Design and construction
- Architects: C.H. Whiteford, Northam (1891), T.B. Jackson, Perth (1904),
- Architecture firm: Cavanagh, Cavanagh and Allom (1937)
- Main contractor: George Henry Hasell (1864), H. Davey (1899)

References
- Toodyay municipal inventory

= Victoria Hotel (Toodyay) =

Hotel in Toodyay, Western Australia

The Victoria Hotel is a hotel located on Stirling Terrace in Toodyay, Western Australia. The site was classified by the National Trust of Australia in 1977 and added to the Register of National Estates in 1980.

==History==
The village of Toodyay was established in 1836. In 1864, George Hasell constructed a single storey building to be a store, owned and operated by James Thomas Woods. The bricks were made at the riverside and the lime was carried in from Clackline. Woods obtained a storekeeper's gallon licence and in 1875, added eight rooms to the store. From 1880, the "long room" functioned as a ballroom and hosted dances. In 1882, Woods applied for a Billiard and Bagatelle License. In 1888 Woods converted the store into a licensed premises, which he called the Victoria Hotel.

In 1892, Charles Corpaccioli leased the Victoria Hotel from J.T. Woods for a yearly rental of £100. In 1894 the first annual dinner of the Toodyay Vine and Fruitgrowers’ Association overtaxed the capacity of the dining room when 60-70 gentlemen sat down for a meal and "over a score were unable to find seats". Also in January 1894, ice cream was introduced at the hotel.

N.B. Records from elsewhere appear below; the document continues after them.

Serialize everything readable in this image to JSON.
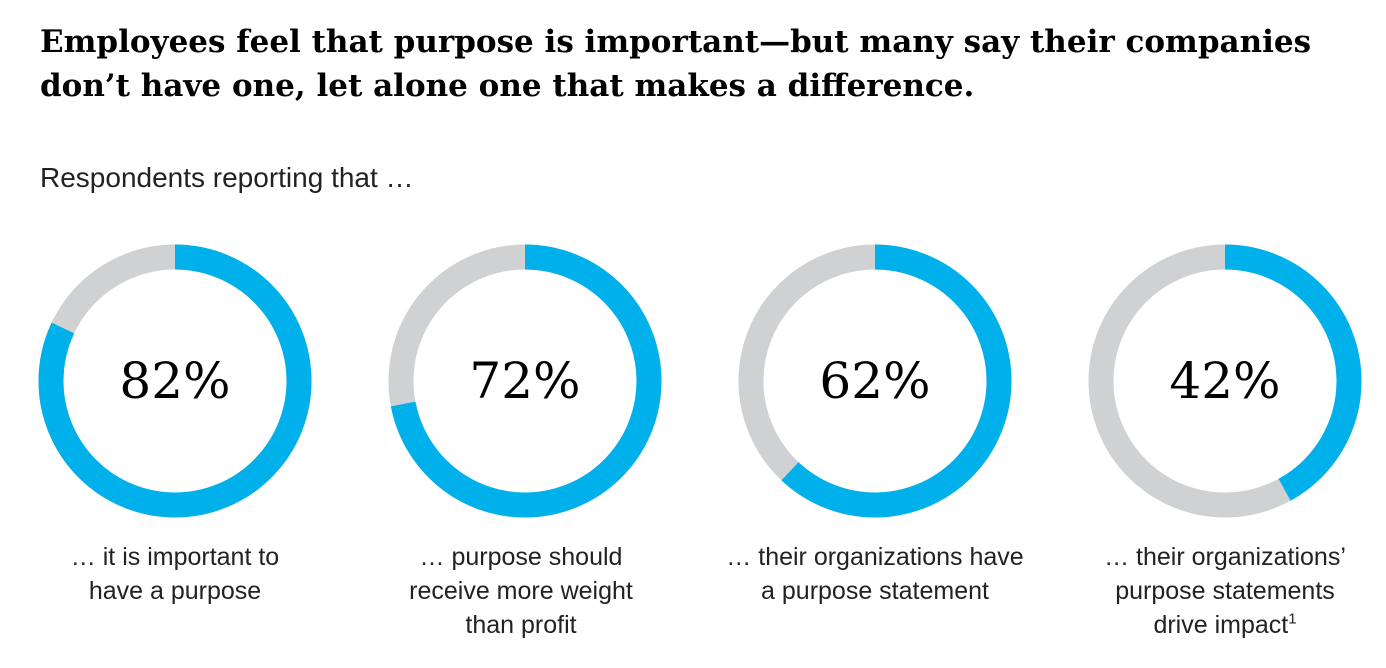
{
  "title": "Employees feel that purpose is important—but many say their companies don’t have one, let alone one that makes a difference.",
  "subtitle": "Respondents reporting that …",
  "colors": {
    "filled": "#00b0ea",
    "remainder": "#d0d1d3"
  },
  "chart_data": {
    "type": "donut",
    "items": [
      {
        "value": 82,
        "label": "82%",
        "caption_lines": [
          "… it is important to",
          "have a purpose"
        ],
        "footnote": ""
      },
      {
        "value": 72,
        "label": "72%",
        "caption_lines": [
          "… purpose should",
          "receive more weight",
          "than profit"
        ],
        "footnote": ""
      },
      {
        "value": 62,
        "label": "62%",
        "caption_lines": [
          "… their organizations have",
          "a purpose statement"
        ],
        "footnote": ""
      },
      {
        "value": 42,
        "label": "42%",
        "caption_lines": [
          "… their organizations’",
          "purpose statements",
          "drive impact"
        ],
        "footnote": "1"
      }
    ]
  }
}
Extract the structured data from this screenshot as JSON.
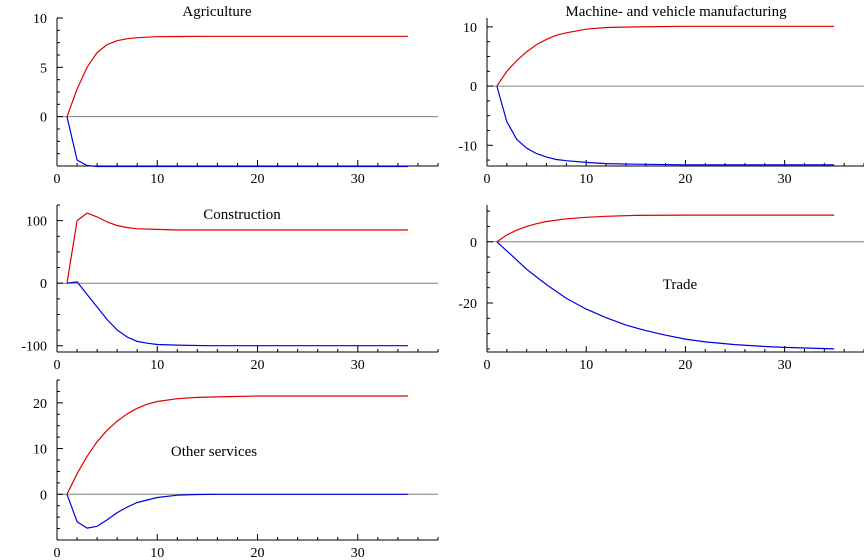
{
  "colors": {
    "red": "#e00000",
    "blue": "#0000e0",
    "zero_line": "#808080"
  },
  "chart_data": [
    {
      "type": "line",
      "title": "Agriculture",
      "title_pos": "top-center",
      "xlim": [
        0,
        38
      ],
      "ylim": [
        -5,
        10
      ],
      "xticks": [
        0,
        10,
        20,
        30
      ],
      "yticks": [
        0,
        5,
        10
      ],
      "zero_line": true,
      "series": [
        {
          "color": "red",
          "x": [
            1,
            2,
            3,
            4,
            5,
            6,
            7,
            8,
            9,
            10,
            12,
            15,
            20,
            25,
            30,
            35
          ],
          "values": [
            0,
            2.8,
            5.0,
            6.5,
            7.3,
            7.7,
            7.9,
            8.0,
            8.05,
            8.1,
            8.12,
            8.15,
            8.15,
            8.15,
            8.15,
            8.15
          ]
        },
        {
          "color": "blue",
          "x": [
            1,
            2,
            3,
            4,
            5,
            10,
            20,
            30,
            35
          ],
          "values": [
            0,
            -4.4,
            -4.95,
            -5.05,
            -5.05,
            -5.05,
            -5.05,
            -5.05,
            -5.05
          ]
        }
      ]
    },
    {
      "type": "line",
      "title": "Machine- and vehicle manufacturing",
      "title_pos": "top-center",
      "xlim": [
        0,
        38
      ],
      "ylim": [
        -13.5,
        11.5
      ],
      "xticks": [
        0,
        10,
        20,
        30
      ],
      "yticks": [
        -10,
        0,
        10
      ],
      "zero_line": true,
      "series": [
        {
          "color": "red",
          "x": [
            1,
            2,
            3,
            4,
            5,
            6,
            7,
            8,
            10,
            12,
            15,
            20,
            25,
            30,
            35
          ],
          "values": [
            0,
            2.5,
            4.3,
            5.8,
            7.0,
            7.9,
            8.6,
            9.0,
            9.6,
            9.9,
            10.0,
            10.1,
            10.1,
            10.1,
            10.1
          ]
        },
        {
          "color": "blue",
          "x": [
            1,
            2,
            3,
            4,
            5,
            6,
            7,
            8,
            10,
            12,
            15,
            20,
            25,
            30,
            35
          ],
          "values": [
            0,
            -6.0,
            -9.0,
            -10.5,
            -11.4,
            -12.0,
            -12.4,
            -12.6,
            -12.9,
            -13.1,
            -13.2,
            -13.3,
            -13.3,
            -13.3,
            -13.3
          ]
        }
      ]
    },
    {
      "type": "line",
      "title": "Construction",
      "title_pos": "top-center",
      "xlim": [
        0,
        38
      ],
      "ylim": [
        -110,
        125
      ],
      "xticks": [
        0,
        10,
        20,
        30
      ],
      "yticks": [
        -100,
        0,
        100
      ],
      "zero_line": true,
      "series": [
        {
          "color": "red",
          "x": [
            1,
            2,
            3,
            4,
            5,
            6,
            7,
            8,
            10,
            12,
            15,
            20,
            25,
            30,
            35
          ],
          "values": [
            0,
            100,
            112,
            106,
            98,
            92,
            89,
            87,
            86,
            85,
            85,
            85,
            85,
            85,
            85
          ]
        },
        {
          "color": "blue",
          "x": [
            1,
            2,
            3,
            4,
            5,
            6,
            7,
            8,
            9,
            10,
            12,
            15,
            20,
            25,
            30,
            35
          ],
          "values": [
            0,
            2,
            -18,
            -38,
            -58,
            -75,
            -86,
            -93,
            -96,
            -98,
            -99,
            -100,
            -100,
            -100,
            -100,
            -100
          ]
        }
      ]
    },
    {
      "type": "line",
      "title": "Trade",
      "title_pos": "center-right",
      "xlim": [
        0,
        38
      ],
      "ylim": [
        -36,
        12
      ],
      "xticks": [
        0,
        10,
        20,
        30
      ],
      "yticks": [
        -20,
        0
      ],
      "zero_line": true,
      "series": [
        {
          "color": "red",
          "x": [
            1,
            2,
            3,
            4,
            5,
            6,
            8,
            10,
            12,
            15,
            20,
            25,
            30,
            35
          ],
          "values": [
            0,
            2.2,
            3.8,
            5.0,
            5.9,
            6.6,
            7.5,
            8.0,
            8.3,
            8.6,
            8.7,
            8.7,
            8.7,
            8.7
          ]
        },
        {
          "color": "blue",
          "x": [
            1,
            2,
            3,
            4,
            5,
            6,
            8,
            10,
            12,
            14,
            16,
            18,
            20,
            22,
            25,
            28,
            30,
            35
          ],
          "values": [
            0,
            -3,
            -6,
            -9,
            -11.5,
            -14,
            -18.5,
            -22,
            -24.8,
            -27.2,
            -29.0,
            -30.5,
            -31.8,
            -32.7,
            -33.6,
            -34.2,
            -34.5,
            -35.0
          ]
        }
      ]
    },
    {
      "type": "line",
      "title": "Other services",
      "title_pos": "center",
      "xlim": [
        0,
        38
      ],
      "ylim": [
        -10,
        25
      ],
      "xticks": [
        0,
        10,
        20,
        30
      ],
      "yticks": [
        0,
        10,
        20
      ],
      "zero_line": true,
      "series": [
        {
          "color": "red",
          "x": [
            1,
            2,
            3,
            4,
            5,
            6,
            7,
            8,
            9,
            10,
            12,
            14,
            16,
            20,
            25,
            30,
            35
          ],
          "values": [
            0,
            4.5,
            8.3,
            11.5,
            14.0,
            16.0,
            17.6,
            18.8,
            19.7,
            20.3,
            20.9,
            21.2,
            21.3,
            21.5,
            21.5,
            21.5,
            21.5
          ]
        },
        {
          "color": "blue",
          "x": [
            1,
            2,
            3,
            4,
            5,
            6,
            7,
            8,
            10,
            12,
            14,
            16,
            20,
            25,
            30,
            35
          ],
          "values": [
            0,
            -6.0,
            -7.4,
            -7.0,
            -5.6,
            -4.0,
            -2.8,
            -1.8,
            -0.7,
            -0.2,
            -0.05,
            0,
            0,
            0,
            0,
            0
          ]
        }
      ]
    }
  ]
}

In 1896, James Butler was the licensee followed by John F. Cavanah in 1897. In March 1898, the Northam Advertiser mentioned bricks being on site for extensions to the hotel. In September 1899, the same newspaper also noted a billiard room adjoining the hotel (now evolved into the present day Victoria Billiard Saloon) was nearing completion. The billiard hall was positioned behind a hairdresser and a second shop, which was being enlarged for a jeweler.

In December 1900, Mr. Cavanah died and his widow, M.H. Cavanah, became the proprietress of the hotel. In September 1902, she married Frederick George Ashbourne Treadgold, who became the licensee in 1902.

In January 1903, the Victoria Hotel was the only hotel in Toodyay with ice. In late 1903, a tender was accepted for the erection of a second storey along with other improvements. Mr. Treadgold was given permission to erect a balcony over the footpath in front of the hotel. The second storey was completed in 1904.

In 1906, Thomas John Donegan had taken over management of the Victoria Hotel and, in 1908, had an annex added to the western section of the building. The cordials and aerated waters required for the hotel were manufactured on the premises.
Before World War I the hotel was the rendezvous of the local volunteer Light Horse Regiment. In 1935, Patrick "Paddy" Andrew Connolly, James Ryan and Sydney Herbert Reidy-Crofts bought the hotel from Donegan.

In March 1937, Mr. EJ Parker (aged 37) became the licensee managing the hotel on behalf of the Avon Brewery Company. However, only a few months later on July 16, Parker would flee the hotel with all his belongings, having stolen more than £90. Parker left an apologetic note behind in the safe, posting the safe keys back to the hotel from Melbourne by airmail, though the safe had already been drilled open by the time the keys arrived. Parker was tracked down quickly at Burnie, Tasmania by August 6. He was brought back to Western Australia to face charges of "stealing as a servant", to which he admitted his guilt in September.

In 1937 repairs and renovations were undertaken by the architectural firm Cavanagh, Cavanagh and Allom. In May 1939 "excellent cuisine and garage space" were being advertised as amenities of the hotel and by June hot water had been installed. From August to October 1941, the weekly tariff was advertised as £2/2/-.

In 1946 Leslie Bartlett purchased the property and carried out further renovations, including adding a beer garden in the 1950s. More alterations were made in the 1970s, including renovating the Billiard Saloon and incorporating it into the hotel as a lounge. Renovations in 2018 included a rear extension and new kitchen. Today the upper storey of the building has an enclosed balustrade while the ground floor has an open verandah.